Il y avait encore, il y a quatre mois, le baron Clauzel qui était le conseiller de notre ministre. Mais il a été rappelé à Paris pour occuper de plus hautes fonctions. Il était le seul capable de comprendre la situation dans ses causes et ses effets.

Aujourd’hui, M. Defrance est un très honnête homme, mais il manque de caractère et se trouve prisonnier entre sa femme, grecque orthodoxe de Péra, et sa fille, épouse d’un officier général anglais, vivant à ses côtés. Il n’a en outre autour de lui que des incompétents ou des gens tellement aveuglés par leur grécophilie et leur haine des nationalistes qu’ils oublient totalement les intérêts de la France qu’ils sont chargés de défendre.

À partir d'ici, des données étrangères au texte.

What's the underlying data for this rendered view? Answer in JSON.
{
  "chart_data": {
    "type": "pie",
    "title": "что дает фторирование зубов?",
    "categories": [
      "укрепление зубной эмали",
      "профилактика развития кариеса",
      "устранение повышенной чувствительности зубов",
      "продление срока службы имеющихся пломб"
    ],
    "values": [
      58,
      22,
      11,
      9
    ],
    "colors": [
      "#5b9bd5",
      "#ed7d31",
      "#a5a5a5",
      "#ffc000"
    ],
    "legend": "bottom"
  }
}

Le premier drogman, M. Ledoulx, sur qui repose toute la documentation de notre Haut Commissariat, est un vieux « levantin » de plus de trente ans de service, qui comme un perroquet répète les potins des pérotes grecs ou arméniens. Il n’a aucun contact avec les Turcs nationalistes, qui constituent la masse des musulmans. Il approuve l’arrestation du Suleïman Nazif et est d’accord avec les Anglais en général.

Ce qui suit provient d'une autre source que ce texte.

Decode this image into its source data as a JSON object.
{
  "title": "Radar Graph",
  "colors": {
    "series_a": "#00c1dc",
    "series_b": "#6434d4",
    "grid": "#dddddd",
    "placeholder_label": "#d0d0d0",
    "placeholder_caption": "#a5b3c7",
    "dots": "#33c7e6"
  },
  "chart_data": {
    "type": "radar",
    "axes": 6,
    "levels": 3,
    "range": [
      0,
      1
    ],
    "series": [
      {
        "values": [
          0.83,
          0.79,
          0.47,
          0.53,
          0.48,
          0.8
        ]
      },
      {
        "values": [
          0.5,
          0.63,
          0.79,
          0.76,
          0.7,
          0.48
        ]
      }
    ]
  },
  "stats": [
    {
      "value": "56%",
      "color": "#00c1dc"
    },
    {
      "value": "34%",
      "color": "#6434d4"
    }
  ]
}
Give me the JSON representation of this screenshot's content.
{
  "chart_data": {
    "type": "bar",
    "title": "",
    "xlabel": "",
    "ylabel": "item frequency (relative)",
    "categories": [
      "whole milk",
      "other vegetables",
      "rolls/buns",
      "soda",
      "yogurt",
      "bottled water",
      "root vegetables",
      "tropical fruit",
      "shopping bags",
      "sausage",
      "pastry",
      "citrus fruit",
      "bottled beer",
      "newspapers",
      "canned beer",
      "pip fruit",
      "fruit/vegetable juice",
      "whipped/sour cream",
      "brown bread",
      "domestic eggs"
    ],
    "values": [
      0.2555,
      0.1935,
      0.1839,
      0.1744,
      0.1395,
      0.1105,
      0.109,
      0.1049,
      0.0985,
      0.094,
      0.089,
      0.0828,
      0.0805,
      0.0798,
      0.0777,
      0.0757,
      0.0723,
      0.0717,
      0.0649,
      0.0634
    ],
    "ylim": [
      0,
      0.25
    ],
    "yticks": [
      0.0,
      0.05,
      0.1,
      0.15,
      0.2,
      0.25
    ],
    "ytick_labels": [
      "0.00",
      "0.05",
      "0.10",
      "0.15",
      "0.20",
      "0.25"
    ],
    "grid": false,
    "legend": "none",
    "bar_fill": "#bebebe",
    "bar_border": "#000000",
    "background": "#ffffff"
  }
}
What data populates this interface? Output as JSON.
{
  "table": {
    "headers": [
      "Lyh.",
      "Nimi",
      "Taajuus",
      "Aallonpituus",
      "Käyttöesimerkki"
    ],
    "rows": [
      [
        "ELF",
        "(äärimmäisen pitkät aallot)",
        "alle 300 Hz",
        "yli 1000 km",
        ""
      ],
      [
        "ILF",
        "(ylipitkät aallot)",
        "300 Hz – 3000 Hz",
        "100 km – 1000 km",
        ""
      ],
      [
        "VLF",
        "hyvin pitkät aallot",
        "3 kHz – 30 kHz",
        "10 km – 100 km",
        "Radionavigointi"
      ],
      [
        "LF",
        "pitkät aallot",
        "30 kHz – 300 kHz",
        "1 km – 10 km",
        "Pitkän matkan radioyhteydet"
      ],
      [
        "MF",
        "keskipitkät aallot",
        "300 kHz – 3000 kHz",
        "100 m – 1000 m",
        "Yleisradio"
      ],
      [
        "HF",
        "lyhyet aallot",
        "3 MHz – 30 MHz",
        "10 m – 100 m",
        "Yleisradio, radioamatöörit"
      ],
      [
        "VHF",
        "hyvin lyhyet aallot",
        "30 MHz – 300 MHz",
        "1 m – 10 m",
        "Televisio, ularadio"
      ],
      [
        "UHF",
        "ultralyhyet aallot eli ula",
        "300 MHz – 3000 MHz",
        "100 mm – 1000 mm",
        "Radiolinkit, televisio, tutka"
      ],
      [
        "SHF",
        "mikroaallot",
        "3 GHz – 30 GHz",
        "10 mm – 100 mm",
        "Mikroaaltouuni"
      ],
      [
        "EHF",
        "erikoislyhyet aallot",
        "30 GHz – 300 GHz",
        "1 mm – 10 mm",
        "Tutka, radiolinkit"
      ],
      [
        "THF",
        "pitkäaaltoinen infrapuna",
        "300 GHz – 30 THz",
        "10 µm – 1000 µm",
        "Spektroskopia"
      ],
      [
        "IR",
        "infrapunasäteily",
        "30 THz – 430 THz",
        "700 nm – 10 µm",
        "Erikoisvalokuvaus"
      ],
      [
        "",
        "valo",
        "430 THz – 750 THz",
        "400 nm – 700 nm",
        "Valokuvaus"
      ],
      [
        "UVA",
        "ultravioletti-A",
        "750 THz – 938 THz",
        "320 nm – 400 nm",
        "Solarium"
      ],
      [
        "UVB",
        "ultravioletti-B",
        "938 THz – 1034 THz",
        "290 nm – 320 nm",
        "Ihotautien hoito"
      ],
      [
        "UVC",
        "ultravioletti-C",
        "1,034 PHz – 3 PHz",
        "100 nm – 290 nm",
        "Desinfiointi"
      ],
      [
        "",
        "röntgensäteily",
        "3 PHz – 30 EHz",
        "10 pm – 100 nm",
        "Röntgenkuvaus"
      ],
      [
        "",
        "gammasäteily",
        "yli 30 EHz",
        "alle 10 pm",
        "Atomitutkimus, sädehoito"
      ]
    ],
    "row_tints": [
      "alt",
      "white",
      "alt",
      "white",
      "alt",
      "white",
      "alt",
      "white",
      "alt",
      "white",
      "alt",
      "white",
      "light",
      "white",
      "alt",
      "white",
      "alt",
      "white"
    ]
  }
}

M. Devaux, récemment arrivé, ignore toute la situation. Il remplace le premier conseiller.

M. Côsme, deuxième secrétaire, ancien attaché de la Légation d’Athènes, est grécophile enragé et m’affirmait l’autre jour que retirer les Grecs de Smyrne, ce serait une humiliation pour les Alliés.

Le reste est à l’avenant.

Il n’en est pas de même avec le Haut Commissariat d’Angleterre. Dès le lendemain de l’armistice, les Anglais y ont envoyé un homme remarquable : le général Deeds. Celui-ci y a organisé la propagande anglaise et a établi la base de la collaboration du sultan, de Férid Pacha et de certaines personnalités avec les agents de l’Angleterre.

En quittant Constantinople pour aller en Égypte où sa présence était nécessaire, il a laissé un digne successeur en la personne du premier drogman de l’ambassade d’Angleterre, M. Rayan. C’est ce dernier qui a monté toute la théâtrale intervention à Constantinople. C’est lui qui d’ici dirige ses agents qui suscitent et alimentent la révolte d’Anzarour, près des Dardanelles, pour seconder les plans anglais. Associés avec les Grecs et les Arméniens, ils organisent des bandes de brigands, ils entretiennent l’anarchie, ils créent des incidents et des révoltes, comme ils agissent en Syrie d’ailleurs.

Il serait urgent de mettre à la tête de notre représentation un homme de premier ordre, intelligent et énergique et entouré de gens compétents.